The evolution of the phone has been interesting to watch over the past several decades.We’ve evolved from large brick-like phones that ran on 1G cellular networks in the 1980′s, to the flip phone that began to emerge in the 1990′s running on 2G digital networks. The 2G technology employed the process known as circuit switching, which can be inefficient because it limits the number of connections while transferring data. Despite this hurdle, 2G digital technology was still better than the 1G cellular analog technology and is often credited for the rapid expansion of the mobile phone. Still, there was a lot of pressure in the mid-late ninety’s to have greater data speeds. I remember working for a wireless company in the late 1990′s / early 2000′s when 3G hit the scene. There was a lot of buzz about how superior the 3G technology was compared to 2G. Essentially, 3G began to utilize packet switching technology which improved latency and allowed for much faster speeds and more efficient data transfer. This high speed data transfer, allowed for the first time, the ability to stream media from your handset. This changed the game for mobile devices and started a wave of out of the box thinking on where the handset could go next. While 3G dominated the last decade it was eventually overtaken by the latest 4G technology that we all have become accustom to over the past few years. The growth of bandwidth intensive streaming had taken its toll and it became clear that yet again faster speeds were going to be needed. The 4G technology started to employ the all-IP or next-generation network (NGN), utilizing packet switching over the internet through LAN, WAN, and VoIP.

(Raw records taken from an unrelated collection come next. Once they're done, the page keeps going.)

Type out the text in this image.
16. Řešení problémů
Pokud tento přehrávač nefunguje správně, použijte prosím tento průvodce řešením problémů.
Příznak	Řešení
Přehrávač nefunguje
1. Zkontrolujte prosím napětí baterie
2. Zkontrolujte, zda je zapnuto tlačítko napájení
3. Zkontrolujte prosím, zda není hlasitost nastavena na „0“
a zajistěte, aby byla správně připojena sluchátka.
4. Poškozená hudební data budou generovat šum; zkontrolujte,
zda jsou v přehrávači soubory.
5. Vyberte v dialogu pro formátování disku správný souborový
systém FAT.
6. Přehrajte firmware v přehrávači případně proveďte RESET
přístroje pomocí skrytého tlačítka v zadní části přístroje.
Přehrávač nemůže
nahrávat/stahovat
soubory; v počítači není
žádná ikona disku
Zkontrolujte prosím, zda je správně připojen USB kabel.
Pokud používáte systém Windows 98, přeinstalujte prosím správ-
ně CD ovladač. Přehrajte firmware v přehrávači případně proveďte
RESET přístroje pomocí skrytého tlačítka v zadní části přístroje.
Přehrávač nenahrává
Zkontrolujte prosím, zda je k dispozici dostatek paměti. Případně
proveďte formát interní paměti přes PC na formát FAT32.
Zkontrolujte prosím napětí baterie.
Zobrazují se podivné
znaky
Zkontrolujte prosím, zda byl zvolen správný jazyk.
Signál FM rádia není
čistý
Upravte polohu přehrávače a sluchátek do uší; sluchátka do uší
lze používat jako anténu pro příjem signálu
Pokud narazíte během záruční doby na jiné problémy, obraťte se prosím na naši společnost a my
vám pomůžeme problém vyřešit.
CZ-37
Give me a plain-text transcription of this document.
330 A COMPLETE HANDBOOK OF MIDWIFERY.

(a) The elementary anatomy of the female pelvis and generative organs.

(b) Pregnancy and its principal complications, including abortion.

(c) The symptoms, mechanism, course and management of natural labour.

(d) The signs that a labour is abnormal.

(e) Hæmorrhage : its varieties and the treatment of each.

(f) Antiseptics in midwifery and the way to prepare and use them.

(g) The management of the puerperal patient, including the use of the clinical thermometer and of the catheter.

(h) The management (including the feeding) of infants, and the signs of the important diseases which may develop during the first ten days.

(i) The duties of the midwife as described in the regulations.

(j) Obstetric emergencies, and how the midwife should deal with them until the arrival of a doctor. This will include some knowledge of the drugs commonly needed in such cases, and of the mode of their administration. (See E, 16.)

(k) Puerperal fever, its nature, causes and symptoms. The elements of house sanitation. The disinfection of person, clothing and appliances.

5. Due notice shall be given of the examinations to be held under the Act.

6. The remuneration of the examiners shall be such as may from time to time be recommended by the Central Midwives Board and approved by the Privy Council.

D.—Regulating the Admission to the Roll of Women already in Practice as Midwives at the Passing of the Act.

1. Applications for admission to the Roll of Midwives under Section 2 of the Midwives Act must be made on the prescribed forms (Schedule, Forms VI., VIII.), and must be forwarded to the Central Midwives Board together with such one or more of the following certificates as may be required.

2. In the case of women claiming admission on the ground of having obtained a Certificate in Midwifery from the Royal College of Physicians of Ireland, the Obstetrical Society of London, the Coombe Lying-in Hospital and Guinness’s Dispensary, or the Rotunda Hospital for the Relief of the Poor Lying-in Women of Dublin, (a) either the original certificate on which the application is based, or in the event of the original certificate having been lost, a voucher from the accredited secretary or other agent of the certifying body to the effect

As the type of technology used by our mobile devices evolved from 1G to 4G so did our phones. What does this mean? This means that how our phones physically look in 10 years will depend largely upon what type of technology can be deployed for its use.
Recently, there has been a growing trend in the mobile phone industry to make bigger, more vibrant, and brilliant display screens. There is no doubt, that the explosion of high tech smartphones has played a primary role in this recent trend in order to fully maximize all the benefits this mobile technology has to offer.
So,how big is too big for a phone? For this, we turn to Kenneth Butler for his list on the top 10 signs your smartphone is too big.
- People keep complementing you on your new iPad.
- It came with a remote control.
- You catch yourself looking for the volume controls on your waffles.
- You’re suddenly awesome at arm wrestling.
- You now wear a Bluetooth headset without feeling the least bit self-conscious.
- Augmented reality apps suck you into another dimension.
- You’ve convinced yourself that cargo pants are in again.
- It takes two people to perform pinch-to-zoom gestures.
- You phone’s browser keeps popping up ads on murses.
- You couldn’t lose it if you tried.
For better or for worse, there are a growing number of new phones on the market that are larger due to a consumer demand for big, easy to read, easy to use, display screens. As mentioned above this demand has largely been driven by the type of technology available. So there you have it!